Jacob Vanko was born and raised in the Anthracite Coal Region of the Northeast. The blue- collar, hard working town he calls home sits nestled in a valley amid Pennsylvania’s slice of the Appalachian Mountains. Being brought up in an environment where both sides of his family were artistic and musical, the young, impressionable boy was constantly surrounded by an eclectic, creative energy. Jacob would frequently sneak out of bed and peak in on his old man’s blues jams in the basement of his childhood home. His father, a songwriter in his own right, introduced iconic songwriters like John Prine, Joni Mitchell, Bruce Springsteen, Tom Waits and Bob Dylan to his burgeoning, songwriter son. Vanko’s musical lineage also includes figures like his grandfather on his mother’s side, who was a local jazz drummer and his aunt on his father’s side, who was a nationally prominent classical pianist.
“ I used to go to those piano lessons kicking and screaming. My 8 year old brain just didn’t have a clue that I was being taught by one of the best piano teachers in the country. Now I wish I could sit with her for 5 minutes and talk about music and life. That’s what my song ‘The Garden’ is about.”
As a teen growing up in the late 1990’s and early 2000’s, the raw and rebellious artist gravitated towards the furious, dark and heavy sounds of groups like Alice in Chains, Soundgarden, Nirvana, Pearl Jam and Tool. The melodic and unique sounds of grunge in all its glory with the gritty guitar tones, aggressive vocals and well crafted songs were major contributing factors to the evolution and development of Vanko’s writing and live performance energy. “Chris Cornell (soundgarden) made me want to sing and Adam Duritz (Counting Crows) made me want to write.”
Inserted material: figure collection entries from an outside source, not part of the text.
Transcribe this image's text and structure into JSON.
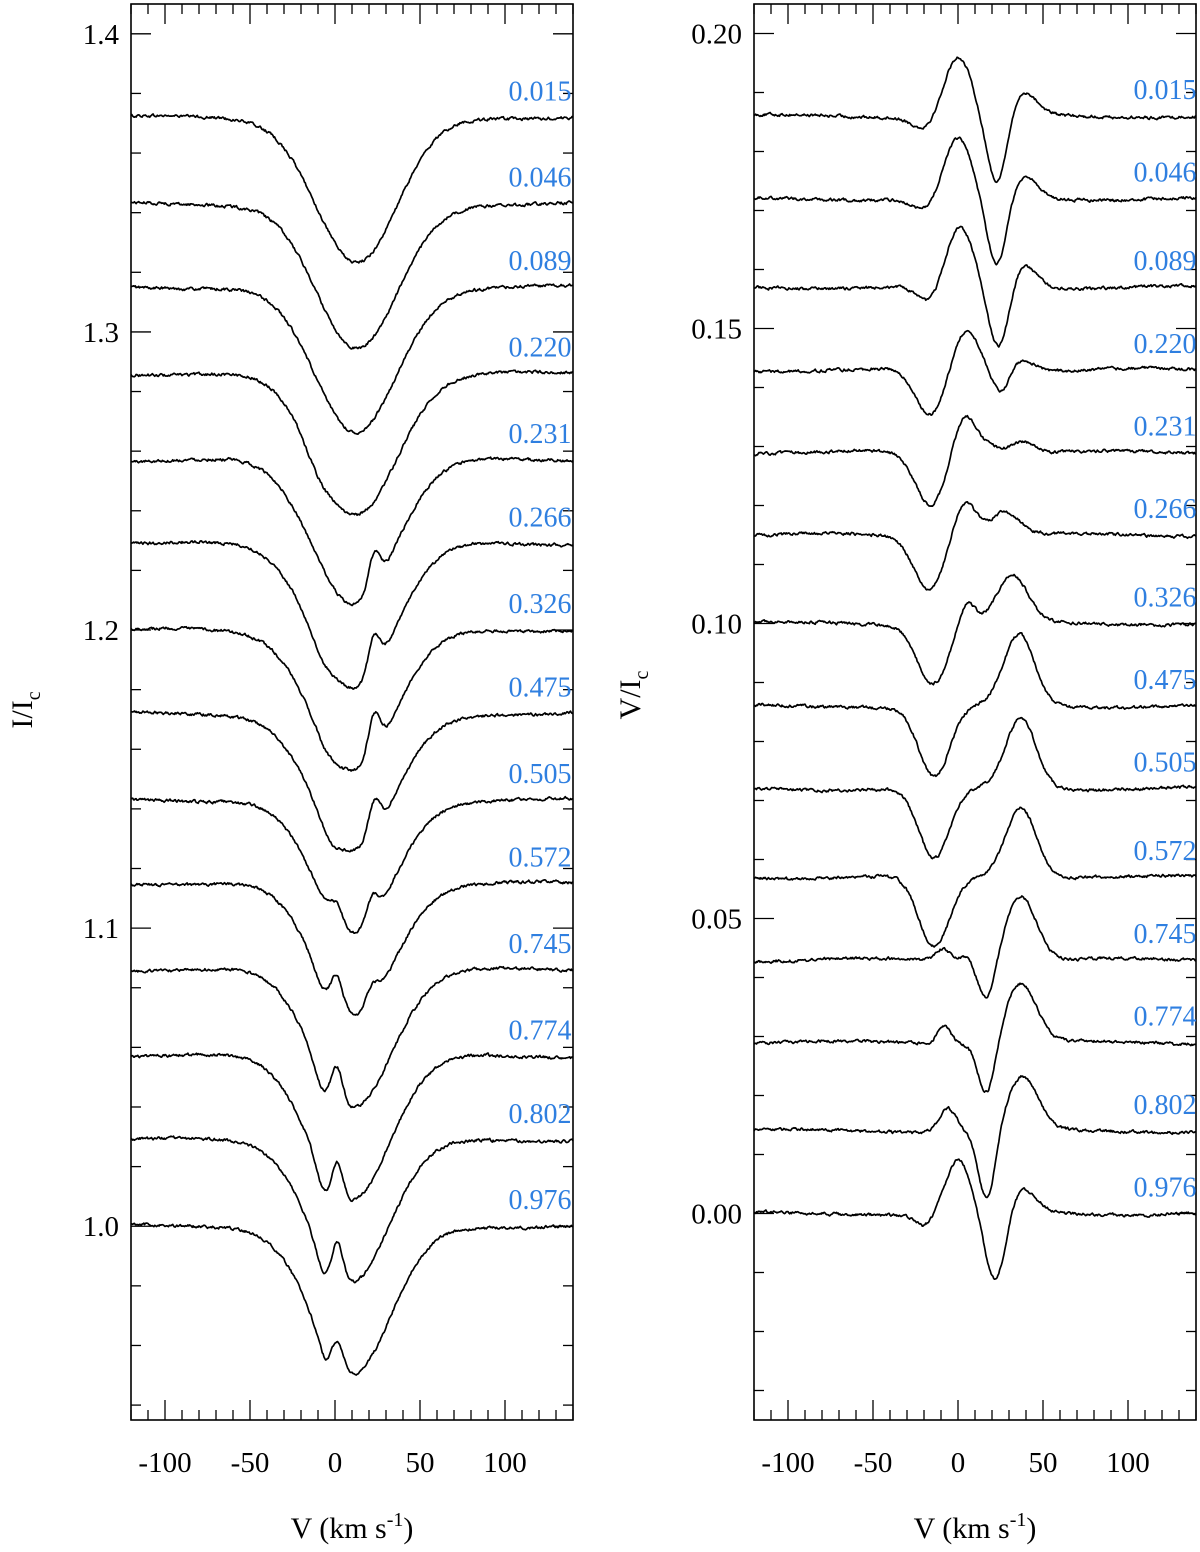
{
  "chart_data": [
    {
      "type": "line",
      "xlabel": "V (km s-1)",
      "xlabel_main": "V (km s",
      "xlabel_sup": "-1",
      "xlabel_end": ")",
      "ylabel": "I/Ic",
      "ylabel_main": "I/I",
      "ylabel_sub": "c",
      "xlim": [
        -120,
        140
      ],
      "ylim": [
        0.935,
        1.41
      ],
      "x_ticks": [
        -100,
        -50,
        0,
        50,
        100
      ],
      "x_tick_labels": [
        "-100",
        "-50",
        "0",
        "50",
        "100"
      ],
      "y_ticks": [
        1.0,
        1.1,
        1.2,
        1.3,
        1.4
      ],
      "y_tick_labels": [
        "1.0",
        "1.1",
        "1.2",
        "1.3",
        "1.4"
      ],
      "grid": false,
      "offset_step": 0.0286,
      "series": [
        {
          "name": "0.015",
          "offset": 0.372,
          "features": [
            {
              "c": 13,
              "w": 24,
              "a": -0.049
            }
          ]
        },
        {
          "name": "0.046",
          "offset": 0.343,
          "features": [
            {
              "c": 13,
              "w": 24,
              "a": -0.049
            }
          ]
        },
        {
          "name": "0.089",
          "offset": 0.315,
          "features": [
            {
              "c": 12,
              "w": 24,
              "a": -0.049
            }
          ]
        },
        {
          "name": "0.220",
          "offset": 0.286,
          "features": [
            {
              "c": 12,
              "w": 24,
              "a": -0.047
            },
            {
              "c": -10,
              "w": 8,
              "a": -0.004
            }
          ]
        },
        {
          "name": "0.231",
          "offset": 0.257,
          "features": [
            {
              "c": 11,
              "w": 24,
              "a": -0.048
            },
            {
              "c": 23,
              "w": 3.5,
              "a": 0.012
            }
          ]
        },
        {
          "name": "0.266",
          "offset": 0.229,
          "features": [
            {
              "c": 11,
              "w": 24,
              "a": -0.048
            },
            {
              "c": 23,
              "w": 3.5,
              "a": 0.012
            },
            {
              "c": -8,
              "w": 6,
              "a": -0.003
            }
          ]
        },
        {
          "name": "0.326",
          "offset": 0.2,
          "features": [
            {
              "c": 11,
              "w": 24,
              "a": -0.047
            },
            {
              "c": 23,
              "w": 3.5,
              "a": 0.013
            },
            {
              "c": -5,
              "w": 6,
              "a": -0.003
            }
          ]
        },
        {
          "name": "0.475",
          "offset": 0.172,
          "features": [
            {
              "c": 11,
              "w": 24,
              "a": -0.046
            },
            {
              "c": 23,
              "w": 3.5,
              "a": 0.011
            },
            {
              "c": -3,
              "w": 6,
              "a": -0.004
            }
          ]
        },
        {
          "name": "0.505",
          "offset": 0.143,
          "features": [
            {
              "c": 11,
              "w": 23,
              "a": -0.045
            },
            {
              "c": 22,
              "w": 3.5,
              "a": 0.008
            },
            {
              "c": 1,
              "w": 3.5,
              "a": 0.006
            }
          ]
        },
        {
          "name": "0.572",
          "offset": 0.115,
          "features": [
            {
              "c": 11,
              "w": 23,
              "a": -0.044
            },
            {
              "c": 22,
              "w": 3.5,
              "a": 0.006
            },
            {
              "c": 1,
              "w": 3.5,
              "a": 0.01
            },
            {
              "c": -7,
              "w": 5,
              "a": -0.004
            }
          ]
        },
        {
          "name": "0.745",
          "offset": 0.086,
          "features": [
            {
              "c": 10,
              "w": 23,
              "a": -0.046
            },
            {
              "c": 1,
              "w": 3.5,
              "a": 0.012
            },
            {
              "c": -7,
              "w": 5,
              "a": -0.006
            }
          ]
        },
        {
          "name": "0.774",
          "offset": 0.057,
          "features": [
            {
              "c": 9,
              "w": 23,
              "a": -0.048
            },
            {
              "c": 1,
              "w": 3.5,
              "a": 0.014
            },
            {
              "c": -5,
              "w": 5,
              "a": -0.008
            }
          ]
        },
        {
          "name": "0.802",
          "offset": 0.029,
          "features": [
            {
              "c": 9,
              "w": 23,
              "a": -0.048
            },
            {
              "c": 1,
              "w": 3.5,
              "a": 0.015
            },
            {
              "c": -5,
              "w": 5,
              "a": -0.008
            }
          ]
        },
        {
          "name": "0.976",
          "offset": 0.0,
          "features": [
            {
              "c": 10,
              "w": 23,
              "a": -0.05
            },
            {
              "c": 1,
              "w": 3.5,
              "a": 0.012
            },
            {
              "c": -4,
              "w": 5,
              "a": -0.007
            }
          ]
        }
      ]
    },
    {
      "type": "line",
      "xlabel": "V (km s-1)",
      "xlabel_main": "V (km s",
      "xlabel_sup": "-1",
      "xlabel_end": ")",
      "ylabel": "V/Ic",
      "ylabel_main": "V/I",
      "ylabel_sub": "c",
      "xlim": [
        -120,
        140
      ],
      "ylim": [
        -0.035,
        0.205
      ],
      "x_ticks": [
        -100,
        -50,
        0,
        50,
        100
      ],
      "x_tick_labels": [
        "-100",
        "-50",
        "0",
        "50",
        "100"
      ],
      "y_ticks": [
        0.0,
        0.05,
        0.1,
        0.15,
        0.2
      ],
      "y_tick_labels": [
        "0.00",
        "0.05",
        "0.10",
        "0.15",
        "0.20"
      ],
      "grid": false,
      "offset_step": 0.0143,
      "series": [
        {
          "name": "0.015",
          "offset": 0.186,
          "features": [
            {
              "c": 0,
              "w": 8,
              "a": 0.01
            },
            {
              "c": 23,
              "w": 6,
              "a": -0.012
            },
            {
              "c": 38,
              "w": 8,
              "a": 0.004
            },
            {
              "c": -20,
              "w": 7,
              "a": -0.002
            }
          ]
        },
        {
          "name": "0.046",
          "offset": 0.172,
          "features": [
            {
              "c": 0,
              "w": 8,
              "a": 0.01
            },
            {
              "c": 23,
              "w": 6,
              "a": -0.012
            },
            {
              "c": 38,
              "w": 8,
              "a": 0.004
            },
            {
              "c": -20,
              "w": 7,
              "a": -0.002
            }
          ]
        },
        {
          "name": "0.089",
          "offset": 0.157,
          "features": [
            {
              "c": 1,
              "w": 8,
              "a": 0.01
            },
            {
              "c": 24,
              "w": 6,
              "a": -0.011
            },
            {
              "c": 38,
              "w": 8,
              "a": 0.004
            },
            {
              "c": -17,
              "w": 7,
              "a": -0.003
            }
          ]
        },
        {
          "name": "0.220",
          "offset": 0.143,
          "features": [
            {
              "c": 4,
              "w": 8,
              "a": 0.007
            },
            {
              "c": 25,
              "w": 5,
              "a": -0.004
            },
            {
              "c": 38,
              "w": 7,
              "a": 0.002
            },
            {
              "c": -16,
              "w": 9,
              "a": -0.008
            }
          ]
        },
        {
          "name": "0.231",
          "offset": 0.129,
          "features": [
            {
              "c": 4,
              "w": 7,
              "a": 0.007
            },
            {
              "c": 20,
              "w": 5,
              "a": 0.001
            },
            {
              "c": 38,
              "w": 7,
              "a": 0.002
            },
            {
              "c": -16,
              "w": 9,
              "a": -0.009
            }
          ]
        },
        {
          "name": "0.266",
          "offset": 0.115,
          "features": [
            {
              "c": 4,
              "w": 7,
              "a": 0.006
            },
            {
              "c": 28,
              "w": 8,
              "a": 0.004
            },
            {
              "c": -17,
              "w": 9,
              "a": -0.009
            }
          ]
        },
        {
          "name": "0.326",
          "offset": 0.1,
          "features": [
            {
              "c": 5,
              "w": 5,
              "a": 0.004
            },
            {
              "c": 32,
              "w": 9,
              "a": 0.008
            },
            {
              "c": -15,
              "w": 9,
              "a": -0.01
            }
          ]
        },
        {
          "name": "0.475",
          "offset": 0.086,
          "features": [
            {
              "c": 36,
              "w": 9,
              "a": 0.012
            },
            {
              "c": -14,
              "w": 9,
              "a": -0.012
            }
          ]
        },
        {
          "name": "0.505",
          "offset": 0.072,
          "features": [
            {
              "c": 37,
              "w": 9,
              "a": 0.012
            },
            {
              "c": -14,
              "w": 9,
              "a": -0.012
            }
          ]
        },
        {
          "name": "0.572",
          "offset": 0.057,
          "features": [
            {
              "c": 37,
              "w": 9,
              "a": 0.012
            },
            {
              "c": -14,
              "w": 9,
              "a": -0.012
            }
          ]
        },
        {
          "name": "0.745",
          "offset": 0.043,
          "features": [
            {
              "c": 37,
              "w": 9,
              "a": 0.011
            },
            {
              "c": 17,
              "w": 5,
              "a": -0.007
            },
            {
              "c": -9,
              "w": 4,
              "a": 0.002
            },
            {
              "c": 5,
              "w": 4,
              "a": 0.001
            }
          ]
        },
        {
          "name": "0.774",
          "offset": 0.029,
          "features": [
            {
              "c": 37,
              "w": 9,
              "a": 0.01
            },
            {
              "c": 17,
              "w": 5,
              "a": -0.009
            },
            {
              "c": -8,
              "w": 4,
              "a": 0.003
            }
          ]
        },
        {
          "name": "0.802",
          "offset": 0.014,
          "features": [
            {
              "c": 38,
              "w": 9,
              "a": 0.009
            },
            {
              "c": 17,
              "w": 5,
              "a": -0.012
            },
            {
              "c": -6,
              "w": 5,
              "a": 0.004
            }
          ]
        },
        {
          "name": "0.976",
          "offset": 0.0,
          "features": [
            {
              "c": 0,
              "w": 7,
              "a": 0.009
            },
            {
              "c": 22,
              "w": 6,
              "a": -0.012
            },
            {
              "c": 38,
              "w": 8,
              "a": 0.004
            },
            {
              "c": -20,
              "w": 5,
              "a": -0.002
            }
          ]
        }
      ]
    }
  ],
  "colors": {
    "phase_label": "#2f7fe0",
    "curve": "#000000"
  }
}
Jacob found himself coming into his own as a songwriter in his 20’s. Migrating from Pennsylvania to land in Southeast Virginia, his life experiences to this point painted a curious picture of the world. Social observations, the ugliness of inner struggle, searching and questioning brought an intense quality to his writing. The early seeds of traditional blues, folk, country and bluegrass have collided with the bold sounds of grunge and rock influences forging a poetic, Americana songwriter with a furious live stage presence.